Two paths decision

“I am NOT a product of my circumstances; I AM a product of my decisions.”  Stephen Covey


Is there something that you want to do or somewhere that you want to go?  Before you can go anywhere or do anything in life, you need to first make a conscious decision to do that thing or go to that place.  When you decide, I mean really decide, you are telling your subconscious, “Hey, this thing is now a part of who I am; it is a part of my identity.”  And, as is often a surprise, you suddenly start acting like this new person.  Your subconscious is funny that way.  As has been said on this blog and others, the most powerful concept in human psychology is the tendency to act like the person that you believe that you are.

What is a decision?

Defined as ‘a conclusion or resolution reached after consideration,’ a decision is really just a choice that you make.  We’re always making choices.  Some of them are big, such as where to go to school, where to live, whether to take a new job, or whether to find a new job.  Some of them are small, such as deciding what you want to do for the day, whether to flirt with someone and ask them out or when/if to start learning something new.  Sometimes that choice is whether to take a certain position on a topic, whether politically or at work.

Why are decisions important?

Every decision you make becomes a part of you.  When you make a decision, whether it is what to eat or where to go to college, you are actually telling yourself that the food or school you choose is now a part of you.  In the case of the food, not so important.  In the case of the school, however, it will affect how you think about yourself, how you act, and how you live your life.

Additionally, it is important to understand that if you don’t make a decision, or if you pitter patter along life just doing whatever, then you will remain stagnant.  If you remain stagnant, you never make anything new a part of you.  That means you never grow.  As the saying goes, if you are not growing, you’re dying.

Why don’t people make decisions?

Decisions are scary.  When you decide, you are essentially cutting off all other possibilities and diving head first into something.  And, when you realize that a decision is about changing YOU, even if only in a small way, then it gets even scarier.  Fear can be a powerful de-motivator.

Also, you begin to experience buyer’s remorse BEFORE deciding, wondering “is this the wrong decision?”  It is natural to question whether the other decision was the right one, and a hard instinct to fight.  Most people will dwell on all of the potential outcomes of each decision, but never make the choice.  They ‘get lost’ in the visions that they create in their heads.  Bad visions will make you fear choosing.  Great visions often make us, subconsciously, feel as if we have already achieved the things we want.  When you already have that feeling, the drive to move forward can be a difficult thing to find.

How should I decide?

There are many ways to assess a situation, problem, or opportunity and I won’t focus on any one in this post.  Also, let’s remove small decisions from this equation, since those decisions probably aren’t your concern.  In order to make better decisions, pay attention to these questions:

  • What is it that you want?

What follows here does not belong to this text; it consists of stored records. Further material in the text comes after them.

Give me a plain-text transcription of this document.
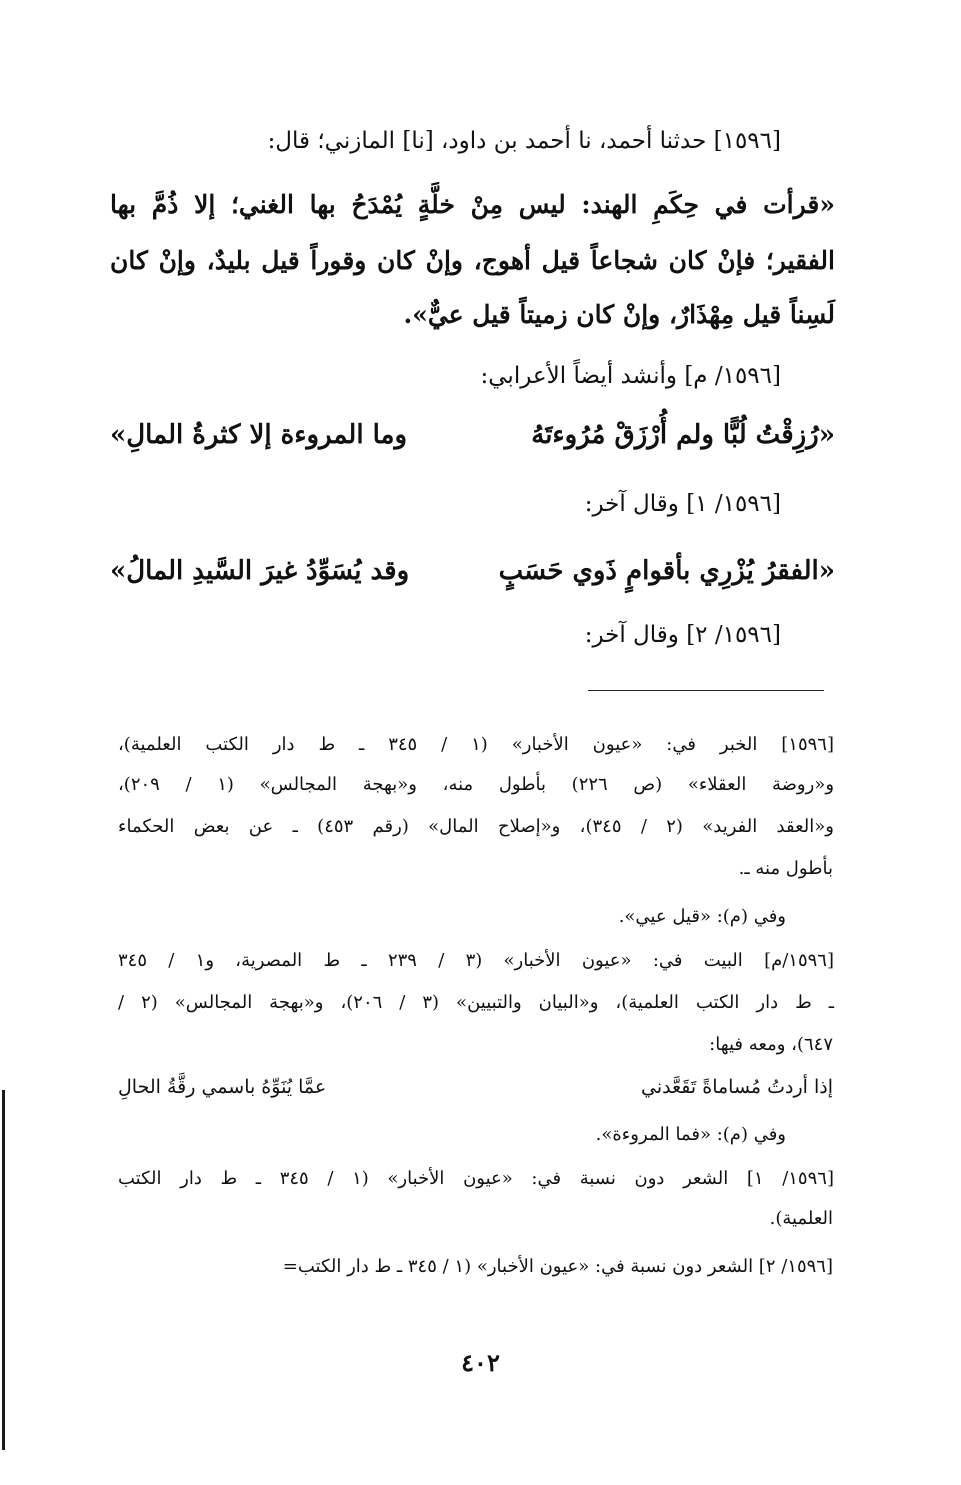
[١٥٩٦] حدثنا أحمد، نا أحمد بن داود، [نا] المازني؛ قال:
«قرأت في حِكَمِ الهند: ليس مِنْ خلَّةٍ يُمْدَحُ بها الغني؛ إلا ذُمَّ بها
الفقير؛ فإنْ كان شجاعاً قيل أهوج، وإنْ كان وقوراً قيل بليدٌ، وإنْ كان
لَسِناً قيل مِهْذَارٌ، وإنْ كان زميتاً قيل عيٌّ».
[١٥٩٦/ م] وأنشد أيضاً الأعرابي:
«رُزِقْتُ لُبًّا ولم أُرْزَقْ مُرُوءتَهُ
وما المروءة إلا كثرةُ المالِ»
[١٥٩٦/ ١] وقال آخر:
«الفقرُ يُزْرِي بأقوامٍ ذَوي حَسَبٍ
وقد يُسَوِّدُ غيرَ السَّيدِ المالُ»
[١٥٩٦/ ٢] وقال آخر:
[١٥٩٦] الخبر في: «عيون الأخبار» (١ / ٣٤٥ ـ ط دار الكتب العلمية)،
و«روضة العقلاء» (ص ٢٢٦) بأطول منه، و«بهجة المجالس» (١ / ٢٠٩)،
و«العقد الفريد» (٢ / ٣٤٥)، و«إصلاح المال» (رقم ٤٥٣) ـ عن بعض الحكماء
بأطول منه ـ.
وفي (م): «قيل عيي».
[١٥٩٦/م] البيت في: «عيون الأخبار» (٣ / ٢٣٩ ـ ط المصرية، و١ / ٣٤٥
ـ ط دار الكتب العلمية)، و«البيان والتبيين» (٣ / ٢٠٦)، و«بهجة المجالس» (٢ /
٦٤٧)، ومعه فيها:
إذا أردتُ مُساماةً تَقَعَّدني
عمَّا يُنَوِّهُ باسمي رقَّةُ الحالِ
وفي (م): «فما المروءة».
[١٥٩٦/ ١] الشعر دون نسبة في: «عيون الأخبار» (١ / ٣٤٥ ـ ط دار الكتب
العلمية).
[١٥٩٦/ ٢] الشعر دون نسبة في: «عيون الأخبار» (١ / ٣٤٥ ـ ط دار الكتب=
٤٠٢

This can be in general or specifically related to the decision that you are making.  Consider this example:   Joe is deciding whether to buy a new sports car.  In general, Joe’s goal could be to live a financially stable life, which may lead him to decide against purchasing an expensive car.  Or, Joe’s goal could be to create the persona of a very successful salesman, in which case the decision may not be whether to buy the car, but whether that particular car is the right one.
  • Why do you want the things that you want? Your why can often be enough reasoning for you to make a decision.  Take the example of Joe above.  If Joe’s goal is in fact to create a successful salesman persona, does his reason behind this desire matter?  Maybe or maybe not.  For instance, his drive could be to make lots of money and just creating the right persona gives him more confidence.  Or, maybe he is focused on impressing the woman of his dreams.  Does it matter which reason it is?
  • What are the pros and cons of each option? It might seem silly but…make a list.  I know, you feel like you are in grade school again.  But, putting the information on paper will help you to make sense of the options and help keep you from making an uninformed decision.  Match those pros and cons against your ‘what’ and your ‘why.’


We will get into more about decision making in future posts, which will include more detailed information (along with a bunch of other questions to consider).  But for now, does this make sense?  What is it that you want in your life?